Programming model: there is really only one kind of instruction: move a value from a source unit to a destination unit. Computation is a side effect of routing data through functional units. The programmer (or compiler) explicitly schedules operations across ALU lanes — there is no hardware hazard detection or out-of-order execution.

36-bit tagged values: every register, stack slot, and memory word is 36 bits — a 32-bit value plus a 4-bit sidecar tag in bits [35:32]. The tag is alongside the value, not inside it, so addresses are always clean 32-bit integers with no masking. 4 tag bits give 16 types — enough for a real Lisp or Lua runtime. A single-move DEREF loads from memory using the 32-bit value as an address, enabling (car x) in one instruction. Type dispatch is two instructions (read tag → branch). The ALU operates on the 32-bit value portion and preserves the left operand's tag in the result.

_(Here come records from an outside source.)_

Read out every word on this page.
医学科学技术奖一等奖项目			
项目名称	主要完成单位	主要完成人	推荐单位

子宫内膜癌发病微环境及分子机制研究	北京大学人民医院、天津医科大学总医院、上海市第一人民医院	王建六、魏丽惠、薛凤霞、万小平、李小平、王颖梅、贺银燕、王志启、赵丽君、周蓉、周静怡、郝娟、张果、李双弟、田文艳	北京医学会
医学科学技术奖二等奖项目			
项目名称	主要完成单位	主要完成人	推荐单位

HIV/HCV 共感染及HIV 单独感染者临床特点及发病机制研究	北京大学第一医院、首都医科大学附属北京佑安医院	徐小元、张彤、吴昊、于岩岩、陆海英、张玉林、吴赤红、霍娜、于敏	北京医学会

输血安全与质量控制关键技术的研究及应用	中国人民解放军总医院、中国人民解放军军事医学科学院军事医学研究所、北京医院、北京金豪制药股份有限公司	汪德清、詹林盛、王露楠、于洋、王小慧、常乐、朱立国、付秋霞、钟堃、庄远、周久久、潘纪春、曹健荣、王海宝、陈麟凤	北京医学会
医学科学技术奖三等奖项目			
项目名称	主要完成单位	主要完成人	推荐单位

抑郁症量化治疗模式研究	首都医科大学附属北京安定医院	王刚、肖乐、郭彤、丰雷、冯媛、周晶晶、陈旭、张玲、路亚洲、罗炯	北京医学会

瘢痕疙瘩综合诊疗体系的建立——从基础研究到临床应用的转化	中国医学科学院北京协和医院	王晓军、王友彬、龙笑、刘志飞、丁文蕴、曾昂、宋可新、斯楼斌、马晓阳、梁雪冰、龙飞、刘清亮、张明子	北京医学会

Tags align naturally with FPGA block RAM (36-bit native width on Xilinx 7-series).

Predication: any instruction can be conditionally executed based on the condition register, without a branch. This avoids pipeline stalls for simple conditional moves and type dispatch.

Synthesizable: the design passes Yosys synthesis and Verilator lint with zero warnings. All sequential logic uses non-blocking assignments. CI runs tests, lint, and synthesis on every push.

Instruction encoding

Every instruction starts with a 32-bit opcode word:

 31  28 27 26 25    18 17    10 9    5 4     0
+------+-----+-------+-------+------+-------+
| rsvd |pred |  di   |  si   | dst  |  src  |
+------+-----+-------+-------+------+-------+
  4 b   2 b    8 b     8 b    5 b     5 b

The 5-bit source and destination unit fields select what to read from and write to (32 slots, 24 currently used). The 8-bit immediate fields carry unit-specific parameters (register index, ALU lane, stack ID, small address/literal, etc.). The 2-bit predicate field enables conditional execution without branching.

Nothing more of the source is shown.